İletişim eksikliği tüm çatışmaların nedeni değildir. Ancak çoğu zaman çatışmaya
neden olmaktadır. İletişim eksikliği aynı zamanda çatışmaya engel de olabilir. Her
birey farklı değerlere sahiptir ve bu değerler kişinin oluşturduğu mesajın içeriğini etkileyebilir. Bireyin sahip olduğu
farklı değerlerin çatışmalara neden olması kadar, bireyin iletişim kurma tarzı
da çatışmaların kaynağını oluşturabilir4. Genellikle iletişimsizlik
sonucu çatışma doğarken, çatışma sonucu da iletişim kurulabilir. Örneğin bir
kişi kendi içinde çelişki ( iç çatışma) yaşarken iletişim kurmayı isteyebilir. Bu kişiler
bilişsel çelişki yaşarlar ve bunun sonucunda savunma mekanizmasına başvururlar :
1986 yılındaki Çernobil nükleer kazasından sonra, ülkemizde, radyasyonlu olduğu
sürülen çayları içenlerin bilişsel çelişkiye düşünce, “acı patlıcanı kırağı
çalmaz” türünde savunma mekanizmalarına başvurdukları gözlemlenmiştir.

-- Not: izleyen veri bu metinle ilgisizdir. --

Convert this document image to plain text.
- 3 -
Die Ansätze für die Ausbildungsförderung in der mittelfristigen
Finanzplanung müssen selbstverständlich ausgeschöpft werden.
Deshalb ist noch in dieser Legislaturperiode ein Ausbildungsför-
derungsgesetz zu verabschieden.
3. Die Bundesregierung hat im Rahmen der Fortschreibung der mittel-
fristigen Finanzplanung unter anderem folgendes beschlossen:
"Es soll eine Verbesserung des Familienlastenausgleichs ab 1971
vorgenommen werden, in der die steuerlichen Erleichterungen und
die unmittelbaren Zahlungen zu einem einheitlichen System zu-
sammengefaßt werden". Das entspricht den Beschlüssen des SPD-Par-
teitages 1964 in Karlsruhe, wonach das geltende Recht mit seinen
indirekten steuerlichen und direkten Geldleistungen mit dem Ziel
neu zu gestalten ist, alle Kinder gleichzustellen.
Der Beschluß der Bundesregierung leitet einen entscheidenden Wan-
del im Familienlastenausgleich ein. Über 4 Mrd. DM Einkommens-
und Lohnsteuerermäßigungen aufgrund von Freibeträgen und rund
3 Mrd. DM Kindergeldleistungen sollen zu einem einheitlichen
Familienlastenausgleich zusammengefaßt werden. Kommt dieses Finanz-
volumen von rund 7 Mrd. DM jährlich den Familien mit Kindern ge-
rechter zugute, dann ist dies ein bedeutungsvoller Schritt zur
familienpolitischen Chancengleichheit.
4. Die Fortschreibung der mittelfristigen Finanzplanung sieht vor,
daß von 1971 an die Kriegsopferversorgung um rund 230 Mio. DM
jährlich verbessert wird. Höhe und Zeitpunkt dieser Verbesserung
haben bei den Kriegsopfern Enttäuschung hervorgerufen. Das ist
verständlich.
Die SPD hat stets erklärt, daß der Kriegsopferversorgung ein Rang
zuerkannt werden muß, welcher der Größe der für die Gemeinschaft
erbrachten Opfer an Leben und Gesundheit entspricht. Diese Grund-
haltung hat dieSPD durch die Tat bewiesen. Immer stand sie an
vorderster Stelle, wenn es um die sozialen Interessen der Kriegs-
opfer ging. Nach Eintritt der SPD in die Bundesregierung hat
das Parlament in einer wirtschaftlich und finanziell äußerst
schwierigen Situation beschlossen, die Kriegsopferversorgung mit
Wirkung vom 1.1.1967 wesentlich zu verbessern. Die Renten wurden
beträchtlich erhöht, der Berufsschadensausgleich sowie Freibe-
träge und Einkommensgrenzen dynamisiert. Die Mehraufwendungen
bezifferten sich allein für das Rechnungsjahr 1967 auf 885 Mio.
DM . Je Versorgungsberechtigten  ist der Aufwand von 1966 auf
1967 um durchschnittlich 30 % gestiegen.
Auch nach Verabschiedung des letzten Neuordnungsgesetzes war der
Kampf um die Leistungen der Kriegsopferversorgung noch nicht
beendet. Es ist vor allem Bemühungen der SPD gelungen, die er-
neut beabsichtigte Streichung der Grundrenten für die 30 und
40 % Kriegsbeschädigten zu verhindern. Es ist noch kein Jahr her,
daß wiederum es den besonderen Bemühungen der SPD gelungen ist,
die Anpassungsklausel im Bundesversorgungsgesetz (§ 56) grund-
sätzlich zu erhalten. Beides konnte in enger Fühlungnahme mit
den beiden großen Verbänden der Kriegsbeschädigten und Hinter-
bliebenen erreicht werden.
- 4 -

İletişimi engelleyen faktörler çatışmayı körükleyebilir.
Bu engelleri şu şekilde sıralayabiliriz : 1.Mesajı anlamadan önce onu yargılama
ve değerlendirmeye kalkmak. Yani kişinin ön yargılı davranması
hem iletişimsizliğe hem de çatışmaya, zıtlaşmaya neden olabilir. 2.Serbest bırakılan iletişim akışı. 3.Tutarsızlık, güvensizlik, isteksizlik, yetersiz dinleme, aşırı bilgi yükleme, kişisel farklılıklar. 4. Örgütsel
engeller: Örgütsel hiyerarşinin kendisi ve biçimsel yapısı bir iletişim
engelidir. Örgütler organik yapılardan uzaklaşıp mekanik ve merkezi yapılara
döndükçe iletişim kanalları uzar ve kanal engelleri çıkar. 5. Zaman baskısı. 6. Örgütsel stres. 7. Bireyler
arasında kötü ilişkiler sonucu oluşan yetersiz
iletişim. 8. İş çevresi ile ortaya çıkan stres faktörleri: rollerdeki
belirsizlik, sorumluluk, yoğun iş yükü, mekan ve yer sorunları, kaynakların
dağılımındaki dengesizlikler, katılım,
zaman darlığı ve iş yetiştirme telaşı, iş güvensizliği, yetersiz veya
hızlı terfi, rekabet, eksik veya kapalı
iletişimin çatışmaya ve
iletişimsizliğe sebep olduğunu belirtebiliriz. 9.Görev, yetki ve yönetim
alanındaki belirsizlikler; tarafların yetki ve sınırlarının belli olmaması çatışmayı
arttırır. Bu durumlarda çatışmaları gidermenin en etkin
yolu, iletişim kopukluklarını ortadan kaldırarak, anlaşma ve uzlaşma zemini yaratmaktır. İletişim
engeli ve çatışma ile başa çıkmanın tek yolu, engelin varlığını kabul etmektir.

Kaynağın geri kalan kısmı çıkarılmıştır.